FIG. 2 is a cross-sectional view of one embodiment of the present invention;
(A) shows a state where a cable connector, a header connector and the like are not mounted, and (b) shows a state where a cable connector and a header connector and the like are mounted.

3 (a) to 3 (f) are cross-sectional views sequentially showing a process from locking of a connector in a detached state to locking of a fitted state in the embodiment of the present invention.

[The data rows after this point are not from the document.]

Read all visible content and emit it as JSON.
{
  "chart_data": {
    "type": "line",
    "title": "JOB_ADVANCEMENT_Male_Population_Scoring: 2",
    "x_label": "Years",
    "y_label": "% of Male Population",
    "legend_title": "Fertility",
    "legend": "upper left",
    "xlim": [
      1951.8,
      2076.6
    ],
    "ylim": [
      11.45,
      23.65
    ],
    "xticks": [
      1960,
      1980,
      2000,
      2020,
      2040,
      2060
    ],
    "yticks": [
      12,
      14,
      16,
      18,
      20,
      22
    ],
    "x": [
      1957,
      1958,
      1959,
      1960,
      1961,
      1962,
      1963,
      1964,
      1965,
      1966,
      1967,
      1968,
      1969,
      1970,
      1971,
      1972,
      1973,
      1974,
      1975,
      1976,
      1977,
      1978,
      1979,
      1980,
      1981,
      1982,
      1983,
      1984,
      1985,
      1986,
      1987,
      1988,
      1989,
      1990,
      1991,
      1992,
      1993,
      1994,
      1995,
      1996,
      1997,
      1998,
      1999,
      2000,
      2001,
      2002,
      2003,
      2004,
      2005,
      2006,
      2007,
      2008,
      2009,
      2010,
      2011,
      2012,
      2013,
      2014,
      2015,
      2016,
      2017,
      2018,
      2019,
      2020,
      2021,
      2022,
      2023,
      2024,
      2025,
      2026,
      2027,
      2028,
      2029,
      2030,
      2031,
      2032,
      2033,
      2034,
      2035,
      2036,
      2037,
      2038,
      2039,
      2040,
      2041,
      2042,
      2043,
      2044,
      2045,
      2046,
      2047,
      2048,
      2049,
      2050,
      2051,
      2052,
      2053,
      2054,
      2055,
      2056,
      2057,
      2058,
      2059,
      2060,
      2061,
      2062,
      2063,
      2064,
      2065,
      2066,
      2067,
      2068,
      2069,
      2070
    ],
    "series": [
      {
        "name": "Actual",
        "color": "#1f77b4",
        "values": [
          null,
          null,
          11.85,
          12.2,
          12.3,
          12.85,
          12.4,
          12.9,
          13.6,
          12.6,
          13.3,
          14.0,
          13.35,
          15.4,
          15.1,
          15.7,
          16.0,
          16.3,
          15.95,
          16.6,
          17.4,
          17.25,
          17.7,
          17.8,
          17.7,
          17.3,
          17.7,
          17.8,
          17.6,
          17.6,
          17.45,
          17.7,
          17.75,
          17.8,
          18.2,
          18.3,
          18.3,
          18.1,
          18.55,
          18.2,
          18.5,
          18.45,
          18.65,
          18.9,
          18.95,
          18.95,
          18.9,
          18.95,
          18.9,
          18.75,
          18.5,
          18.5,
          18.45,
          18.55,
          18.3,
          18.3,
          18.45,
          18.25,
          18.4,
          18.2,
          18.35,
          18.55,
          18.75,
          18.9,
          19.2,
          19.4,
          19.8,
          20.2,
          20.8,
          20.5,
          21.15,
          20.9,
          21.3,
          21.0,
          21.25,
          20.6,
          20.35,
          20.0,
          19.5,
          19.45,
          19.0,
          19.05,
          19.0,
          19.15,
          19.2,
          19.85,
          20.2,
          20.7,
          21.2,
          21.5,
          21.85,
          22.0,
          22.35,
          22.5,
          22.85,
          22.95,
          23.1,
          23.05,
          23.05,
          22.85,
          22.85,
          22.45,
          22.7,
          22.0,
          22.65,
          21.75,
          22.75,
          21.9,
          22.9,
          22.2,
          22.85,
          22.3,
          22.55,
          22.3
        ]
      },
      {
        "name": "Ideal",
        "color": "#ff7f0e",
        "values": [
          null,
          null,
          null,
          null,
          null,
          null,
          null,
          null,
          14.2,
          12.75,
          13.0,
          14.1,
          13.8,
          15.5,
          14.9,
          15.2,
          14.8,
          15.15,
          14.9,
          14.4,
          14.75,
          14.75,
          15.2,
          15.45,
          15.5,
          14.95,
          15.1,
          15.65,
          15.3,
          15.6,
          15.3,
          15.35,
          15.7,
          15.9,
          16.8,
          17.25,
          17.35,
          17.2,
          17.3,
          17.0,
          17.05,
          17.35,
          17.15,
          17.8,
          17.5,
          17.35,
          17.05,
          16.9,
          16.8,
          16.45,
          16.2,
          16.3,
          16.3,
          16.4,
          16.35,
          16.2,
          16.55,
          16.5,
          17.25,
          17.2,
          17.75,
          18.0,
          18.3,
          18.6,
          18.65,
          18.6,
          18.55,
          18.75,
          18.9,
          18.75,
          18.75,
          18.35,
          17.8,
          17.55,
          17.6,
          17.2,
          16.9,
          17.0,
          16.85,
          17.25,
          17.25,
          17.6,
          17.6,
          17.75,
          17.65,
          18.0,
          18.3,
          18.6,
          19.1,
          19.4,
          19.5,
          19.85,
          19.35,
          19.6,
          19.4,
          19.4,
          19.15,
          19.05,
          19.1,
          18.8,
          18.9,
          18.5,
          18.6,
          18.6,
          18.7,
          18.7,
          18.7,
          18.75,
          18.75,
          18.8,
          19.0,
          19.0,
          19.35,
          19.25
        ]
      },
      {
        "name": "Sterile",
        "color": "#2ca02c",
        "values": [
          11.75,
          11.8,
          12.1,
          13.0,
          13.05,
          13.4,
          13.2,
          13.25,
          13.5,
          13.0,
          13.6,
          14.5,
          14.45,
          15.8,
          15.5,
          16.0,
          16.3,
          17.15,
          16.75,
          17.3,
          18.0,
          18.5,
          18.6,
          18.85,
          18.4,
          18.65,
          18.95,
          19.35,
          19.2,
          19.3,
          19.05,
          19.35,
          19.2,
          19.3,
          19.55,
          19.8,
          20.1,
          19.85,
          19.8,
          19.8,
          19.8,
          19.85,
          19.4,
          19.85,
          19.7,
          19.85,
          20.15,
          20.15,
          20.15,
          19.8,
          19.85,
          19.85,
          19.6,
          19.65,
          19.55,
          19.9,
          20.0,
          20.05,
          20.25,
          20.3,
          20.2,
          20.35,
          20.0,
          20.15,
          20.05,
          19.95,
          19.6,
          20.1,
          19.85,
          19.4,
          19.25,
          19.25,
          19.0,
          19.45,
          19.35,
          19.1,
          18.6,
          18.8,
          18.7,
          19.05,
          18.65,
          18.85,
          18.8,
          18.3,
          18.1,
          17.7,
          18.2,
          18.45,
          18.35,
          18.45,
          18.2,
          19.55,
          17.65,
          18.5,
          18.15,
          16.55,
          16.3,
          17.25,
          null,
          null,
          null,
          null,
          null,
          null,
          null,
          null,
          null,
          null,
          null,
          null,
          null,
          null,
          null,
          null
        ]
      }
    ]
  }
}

FIGS. 4A and 4B are views showing a slider according to an embodiment of the present invention, wherein FIG. 4A is a front view, FIG. 4B is a side view, and FIG.

FIG. 5 is a side view of one embodiment of the present invention.

FIG. 6 is a diagram showing a conventional connector driving mechanism;
(A) is a front view before mounting the slider on the operation frame housing, (b) is a side view before mounting the slider on the operation frame housing, and (c) is a state where all connectors are fitted by the slider. Are respectively shown.

[Explanation of symbols]

 REFERENCE SIGNS LIST 1 operation frame container 1A body 1B side plate 1C groove 1D slider guide 2 fitting lock 2A short piece 2B long piece 3 lock spring 3A elastic strip 4 guide plate 5 operation frame 5A connector holding part 5B mold boss 5C driven part 5D First engaging portion 5E Second engaging portion 6 Slider 6A Guide groove 6B Operation frame driving cam groove 6C Detachment state maintaining groove 6D Mold boss driving groove 6E Engagement state maintaining groove 6F Engagement lock movement Cam groove 6G Moving groove 6H Unlocking groove 6I Moving groove 6J Projecting portion 6K Pressed portion 6L Pressed portion 7 Stiffener 8 Printed circuit board 9 Cable connector 10 Header connector 11 Slider jig

 ──────────────────────────────────────────────────続 き Continuing on the front page (72) Inventor Masahiro Yamada 5-7-1 Shiba, Minato-ku, Tokyo F-term within NEC Corporation 5E021 FA05 FA09 FA09 FC31 FC36 HB07 HC11 5E063 KA01 KA03

Claims (3)

[Claims] 1. A connector driving mechanism for connecting and disconnecting connectors by a slider, the connector driving mechanism comprising: an operation frame for holding a connector; an operation frame housing for slidably housing the operation frame; A fitting lock for locking a slide of the operation frame, wherein the operation frame includes a holding portion of the connector, a driven portion,
An engagement portion that engages with the engagement lock, wherein the slider includes an engagement lock moving cam groove that moves the engagement lock, and an operation frame driving cam groove that drives the driven portion. A connector drive mechanism with a fitting lock, comprising: 2. An engaging portion of the operation frame includes a first engaging portion for maintaining the connector in a detached state, and a second engaging portion for maintaining the connector in a fitted state. The connector drive mechanism with a fitting lock according to claim 1. 3. The connector drive mechanism with a fitting lock according to claim 2, wherein the slider is detachable from the operation frame in a detached state and a fitted state of the connector.